The Pros and the Cons
To start at the beginning: the manufacturing process. Making pallets from wood rejected from the lumbering process is a good use of a waste product. Plastic, on the other hand, is usually manufactured from oil, and it’s a complex and lengthy process. The plastic industry is working hard at improving the way that plastic is manufactured, developing new processes and new materials, but plastic still has a relatively high carbon footprint.
But that’s not the whole story. Pallets made from plastic, once manufactured, are a lot lighter than wooden pallets. If the cost of transport is reduced, so is the amount of energy used during transport. A lighter load means a lighter fuel bill and a lighter carbon footprint.
Plastic also has a longer lifespan than wood. Although wooden pallets are easy to repair if they get broken, they still succumb to wear and tear. Wooden pallets exposed to the weather or other damaging environments (such as damp) will probably last less than a year. Plastic, on the other hand, is tougher. It is unaffected by damp or weather and can be used and reused for years. This is important when considering the environmental consequences. Plastic may be less environmentally friendly to make, but you don’t have to make nearly as much of it. If you buy used plastic pallets, they will still last a very long time compared to wood.
Wooden pallets are more susceptible to mould, insects and dust than plastic, and more likely to cause injury to handlers from splinters, nails or simply being heavier. Using plastic is easier on the workforce, and the environment benefits from reduced use of harsh cleaning chemicals for fumigation or decontamination. Some countries are considering a ban on importing goods using wooden pallets because of the risk that local forests may be infected by mould or insects.

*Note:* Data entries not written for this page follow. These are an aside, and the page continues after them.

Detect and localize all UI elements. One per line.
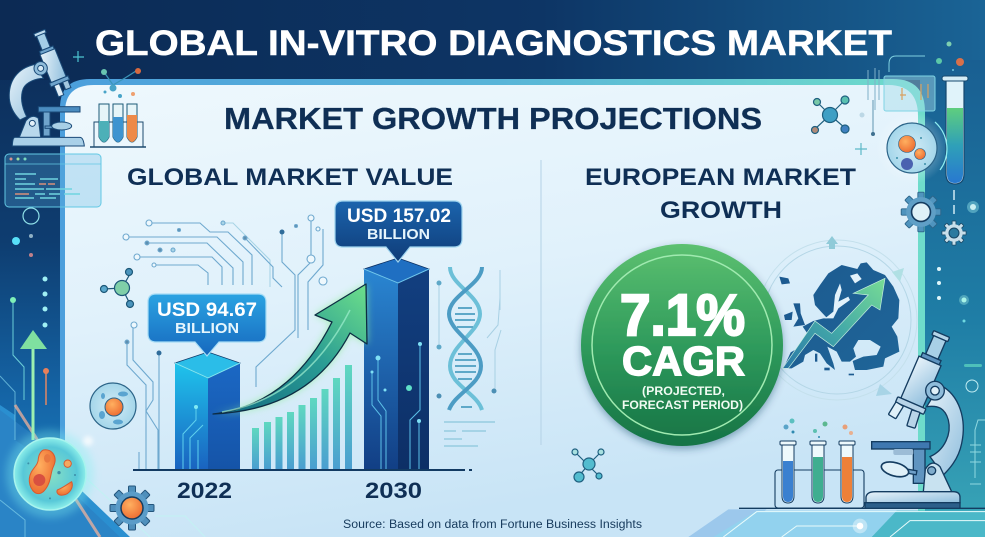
badge: 7.1% CAGR: (PROJECTED, — [642, 386, 725, 398]
heading: european market growth — [585, 164, 856, 224]
bar: 2022 — [175, 352, 240, 469]
icon: orange gear — [110, 486, 154, 530]
icon: cell — [90, 383, 136, 429]
title: GLOBAL IN-VITRO DIAGNOSTICS MARKET — [95, 24, 892, 63]
icon: molecule lower — [572, 449, 604, 482]
bar: 2030 — [364, 258, 429, 469]
heading: global market value: GLOBAL MARKET VALUE — [127, 164, 453, 191]
arrow: Europe growth — [783, 278, 885, 368]
icon: bacteria in glowing circle — [6, 430, 94, 518]
badge: 7.1% CAGR: CAGR — [622, 338, 745, 384]
badge: 7.1% CAGR: 7.1% — [620, 283, 745, 348]
map: Europe with rings — [757, 236, 917, 400]
icon: molecule left — [100, 268, 134, 308]
heading: european market growth: EUROPEAN MARKET — [585, 164, 856, 191]
icon: right test tube — [936, 42, 968, 184]
icon: right microscope — [865, 327, 963, 508]
icon: DNA helix — [436, 267, 501, 446]
icon: left test tubes — [73, 51, 146, 147]
icon: left microscope — [9, 28, 84, 146]
icon: right cell — [876, 112, 948, 184]
callout: USD 157.02 billion — [335, 201, 462, 262]
callout: USD 94.67 billion — [148, 294, 266, 356]
callout: USD 94.67 billion: BILLION — [175, 320, 239, 337]
arrow: growth — [213, 284, 367, 414]
heading: market growth projections: MARKET GROWTH PROJECTIONS — [224, 101, 762, 136]
axis — [133, 469, 472, 471]
callout: USD 94.67 billion: USD 94.67 — [157, 300, 257, 321]
icon: molecule upper — [812, 96, 849, 134]
left decorative lower strip — [0, 208, 205, 537]
label: 2022: 2022 — [177, 478, 232, 503]
bottom right floor — [688, 508, 985, 537]
small trend bars — [252, 365, 352, 469]
callout: USD 157.02 billion: BILLION — [367, 226, 430, 243]
icon: lower test tubes — [775, 418, 864, 508]
panel: main content area — [60, 79, 925, 537]
badge: 7.1% CAGR — [581, 244, 783, 446]
heading: european market growth: GROWTH — [660, 197, 782, 224]
bar chart — [133, 258, 472, 503]
circuit lines — [123, 215, 327, 470]
label: 2030: 2030 — [365, 478, 422, 503]
callout: USD 157.02 billion: USD 157.02 — [347, 206, 451, 227]
right decorative side elements — [855, 56, 985, 484]
icon: right gears — [901, 192, 966, 245]
source note: Source: Based on data from Fortune Business Insights — [343, 519, 642, 531]
icon: code window — [5, 154, 101, 207]
badge: 7.1% CAGR: FORECAST PERIOD) — [622, 400, 743, 412]
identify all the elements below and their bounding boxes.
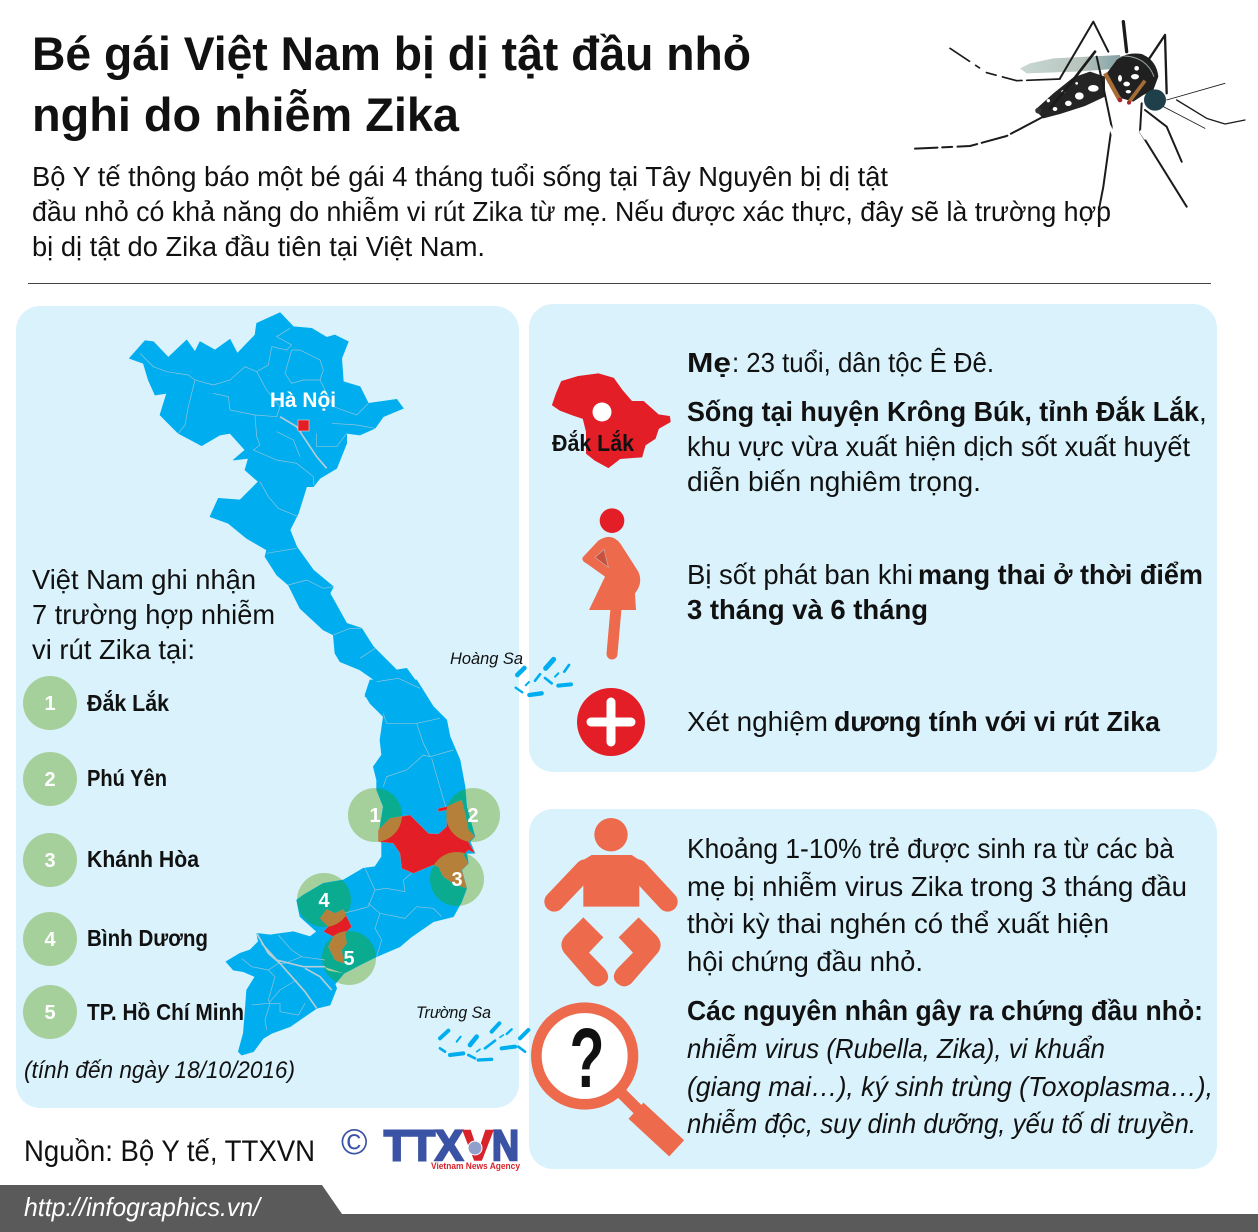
title: Bé gái Việt Nam bị dị tật đầu nhỏ bbox=[32, 27, 751, 80]
case count text: 7 trường hợp nhiễm bbox=[32, 599, 275, 630]
land mass bbox=[129, 313, 475, 1055]
Truong Sa islands bbox=[416, 1003, 528, 1060]
province borders north bbox=[140, 328, 420, 688]
panel: microcephaly information bbox=[529, 809, 1217, 1169]
legend: provinces: 3 bbox=[44, 850, 56, 872]
residence text: khu vực vừa xuất hiện dịch sốt xuất huyết bbox=[687, 431, 1190, 462]
Truong Sa islands: Trường Sa bbox=[416, 1003, 491, 1022]
icon: magnifier with question mark: ? bbox=[570, 1011, 604, 1105]
test result text: dương tính với vi rút Zika bbox=[834, 706, 1160, 737]
residence text: Sống tại huyện Krông Búk, tỉnh Đắk Lắk bbox=[687, 396, 1199, 427]
footer bar bbox=[0, 1185, 1258, 1232]
Hanoi label: Hà Nội bbox=[270, 389, 336, 412]
legend: provinces: Khánh Hòa bbox=[87, 846, 199, 872]
date note: (tính đến ngày 18/10/2016) bbox=[24, 1057, 295, 1084]
microcephaly rate text: mẹ bị nhiễm virus Zika trong 3 tháng đầu bbox=[687, 871, 1187, 902]
legend: provinces: 5 bbox=[44, 1002, 56, 1024]
map numbers: 5 bbox=[343, 948, 355, 970]
pregnancy text bbox=[687, 559, 1203, 625]
source: Nguồn: Bộ Y tế, TTXVN bbox=[24, 1135, 315, 1168]
case count text bbox=[32, 564, 275, 665]
icon: baby bbox=[554, 818, 668, 986]
logo: TTXVN: TTX bbox=[384, 1122, 463, 1170]
map numbers: 1 bbox=[369, 805, 381, 827]
microcephaly rate text: hội chứng đầu nhỏ. bbox=[687, 946, 923, 977]
title bbox=[32, 27, 751, 141]
legend: provinces bbox=[23, 676, 244, 1039]
estuary sliver bbox=[323, 967, 344, 973]
Hoang Sa islands: Hoàng Sa bbox=[450, 649, 523, 668]
legend: provinces: 1 bbox=[44, 693, 56, 715]
map numbers bbox=[318, 805, 479, 970]
intro text: bị dị tật do Zika đầu tiên tại Việt Nam. bbox=[32, 231, 485, 262]
pregnancy text: Bị sốt phát ban khi bbox=[687, 559, 913, 590]
icon: pregnant woman bbox=[582, 508, 640, 654]
legend: provinces: 4 bbox=[44, 929, 56, 951]
icon: Dak Lak province bbox=[552, 374, 670, 467]
red provinces with cases bbox=[320, 800, 475, 963]
copyright symbol: © bbox=[341, 1121, 368, 1162]
causes text: nhiễm độc, suy dinh dưỡng, yếu tố di truyền. bbox=[687, 1108, 1196, 1139]
Hanoi marker bbox=[298, 420, 309, 431]
causes text: Các nguyên nhân gây ra chứng đầu nhỏ: bbox=[687, 995, 1203, 1026]
logo: TTXVN bbox=[384, 1122, 520, 1171]
icon: medical plus bbox=[577, 688, 645, 756]
legend: provinces: Bình Dương bbox=[87, 925, 208, 951]
residence text: diễn biến nghiêm trọng. bbox=[687, 466, 981, 497]
case count text: Việt Nam ghi nhận bbox=[32, 564, 256, 595]
residence text bbox=[687, 347, 1207, 497]
icon: Dak Lak province: Đắk Lắk bbox=[552, 429, 634, 456]
residence text: : 23 tuổi, dân tộc Ê Đê. bbox=[732, 347, 994, 378]
brown overlap bbox=[320, 800, 475, 964]
test result text: Xét nghiệm bbox=[687, 706, 828, 737]
residence text: Mẹ bbox=[687, 347, 731, 378]
case count text: vi rút Zika tại: bbox=[32, 634, 195, 665]
Hoang Sa islands bbox=[450, 649, 571, 695]
pregnancy text: 3 tháng và 6 tháng bbox=[687, 594, 928, 625]
map numbers: 2 bbox=[467, 805, 479, 827]
province borders south bbox=[242, 713, 453, 1030]
legend: provinces: Đắk Lắk bbox=[87, 689, 169, 716]
causes text: nhiễm virus (Rubella, Zika), vi khuẩn bbox=[687, 1033, 1105, 1064]
title: nghi do nhiễm Zika bbox=[32, 88, 460, 141]
causes text: (giang mai…), ký sinh trùng (Toxoplasma…), bbox=[687, 1071, 1213, 1102]
intro text: Bộ Y tế thông báo một bé gái 4 tháng tuổi sống tại Tây Nguyên bị dị tật bbox=[32, 161, 888, 192]
microcephaly rate text: Khoảng 1-10% trẻ được sinh ra từ các bà bbox=[687, 833, 1174, 864]
logo: TTXVN: N bbox=[492, 1122, 519, 1170]
logo: TTXVN: V bbox=[463, 1122, 493, 1170]
microcephaly rate text bbox=[687, 833, 1187, 977]
footer bar: http://infographics.vn/ bbox=[24, 1192, 263, 1222]
teal overlap bbox=[297, 788, 475, 982]
map numbers: 4 bbox=[318, 890, 330, 912]
causes text bbox=[687, 995, 1213, 1139]
panel: mother information bbox=[529, 304, 1217, 772]
case-area halos bbox=[297, 788, 500, 985]
intro text bbox=[32, 161, 1111, 262]
logo: TTXVN: Vietnam News Agency bbox=[431, 1161, 520, 1171]
microcephaly rate text: thời kỳ thai nghén có thể xuất hiện bbox=[687, 908, 1109, 939]
test result text bbox=[687, 706, 1160, 737]
panel: map bbox=[16, 306, 519, 1108]
intro text: đầu nhỏ có khả năng do nhiễm vi rút Zika từ mẹ. Nếu được xác thực, đây sẽ là trường hợp bbox=[32, 196, 1111, 227]
map of Vietnam bbox=[129, 313, 500, 1055]
legend: provinces: 2 bbox=[44, 769, 56, 791]
legend: provinces: Phú Yên bbox=[87, 765, 167, 791]
residence text: , bbox=[1199, 396, 1207, 427]
map numbers: 3 bbox=[451, 869, 463, 891]
legend: provinces: TP. Hồ Chí Minh bbox=[87, 999, 244, 1025]
pregnancy text: mang thai ở thời điểm bbox=[918, 559, 1203, 590]
icon: mosquito bbox=[915, 22, 1245, 207]
icon: magnifier with question mark bbox=[536, 1008, 677, 1148]
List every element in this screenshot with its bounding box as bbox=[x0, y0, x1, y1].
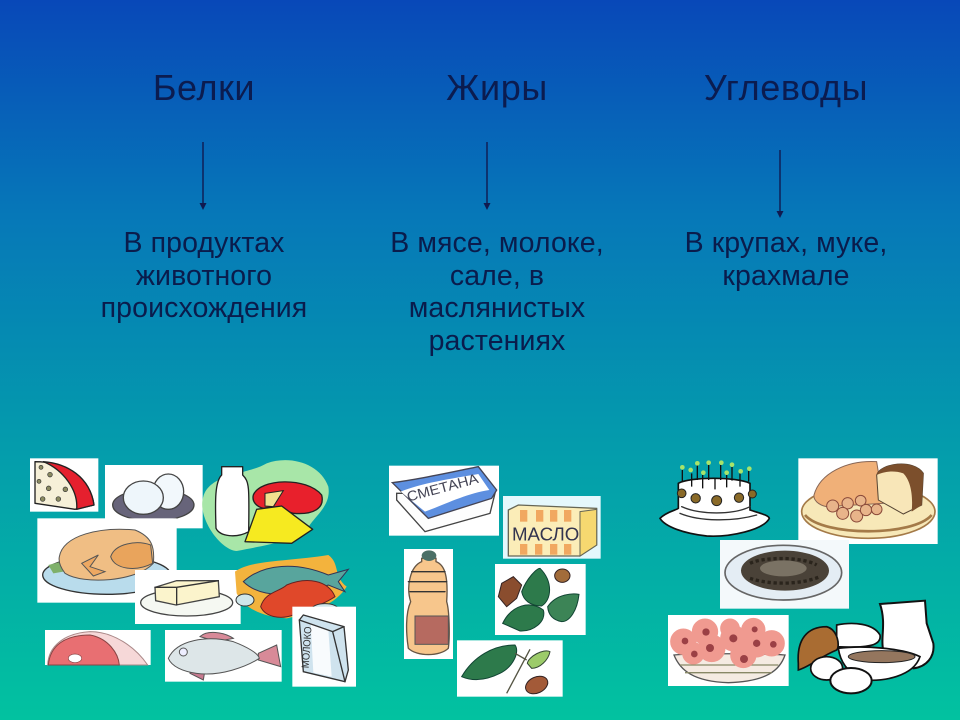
arrow: Жиры bbox=[484, 142, 490, 210]
icon: roast chicken bbox=[37, 518, 177, 603]
heading: Жиры: Жиры bbox=[446, 67, 548, 108]
text: белки: В продуктах bbox=[123, 227, 285, 259]
text: белки: животного bbox=[136, 260, 272, 292]
icon: fish bbox=[165, 630, 282, 682]
text: белки: происхождения bbox=[101, 292, 307, 324]
icon: milk carton: МОЛОКО bbox=[301, 626, 315, 669]
icon: hazelnut branch bbox=[495, 564, 586, 635]
icon: ham bbox=[45, 630, 151, 665]
panel: carbohydrate foods bbox=[660, 458, 938, 693]
text: жиры: сале, в bbox=[450, 260, 544, 292]
icon: fish and lobster bbox=[235, 555, 348, 618]
panel: fat foods bbox=[389, 466, 601, 697]
icon: cheese wedge bbox=[30, 458, 98, 512]
arrow: Углеводы bbox=[776, 150, 784, 218]
icon: birthday cake bbox=[660, 460, 769, 536]
icon: milk carton bbox=[292, 607, 356, 687]
arrow: Белки bbox=[200, 142, 206, 210]
icon: bread basket bbox=[798, 458, 938, 544]
icon: sour cream tub: СМЕТАНА bbox=[405, 470, 481, 505]
text: углеводы: В крупах, муке, bbox=[685, 227, 887, 259]
icon: butter box bbox=[503, 496, 601, 559]
icon: oil bottle bbox=[404, 549, 453, 659]
icon: sour cream tub bbox=[389, 466, 499, 536]
text: жиры: В мясе, молоке, bbox=[390, 227, 604, 259]
icon: milk bottle and cheese bbox=[202, 460, 329, 551]
icon: butter box: МАСЛО bbox=[512, 524, 579, 545]
text: углеводы: крахмале bbox=[722, 260, 850, 292]
heading: Белки: Белки bbox=[153, 67, 255, 108]
icon: eggs on plate bbox=[105, 465, 203, 528]
icon: cookie basket bbox=[668, 615, 789, 686]
icon: flour, bread, eggs bbox=[798, 601, 934, 693]
panel: protein foods bbox=[30, 458, 356, 687]
icon: leaf and nut bbox=[457, 640, 563, 697]
text: жиры: растениях bbox=[429, 325, 565, 357]
heading: Углеводы: Углеводы bbox=[704, 67, 868, 108]
text: жиры: маслянистых bbox=[409, 292, 585, 324]
icon: buckwheat plate bbox=[720, 540, 849, 609]
icon: butter on plate bbox=[135, 570, 241, 624]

Whether wood or plastic, all pallets will eventually need to be replaced. Wood is obviously biodegradable and recyclable, but so is most modern plastic.
To Sum Up
Plastic pallets are more expensive to purchase but last longer; their environmental impact can be looked at in the same way. They are lighter and more durable, bring a return on an initial investment over the years. Wooden pallets cost less in financial and environmental terms to start with, but they are heavier, leading to higher fuel bills, and they need to be replaced much more frequently, so costs to the buyer and to the environment mount up. If the initial outlay is daunting, start with used plastic pallets the money you save will allow you to replace them with new ones.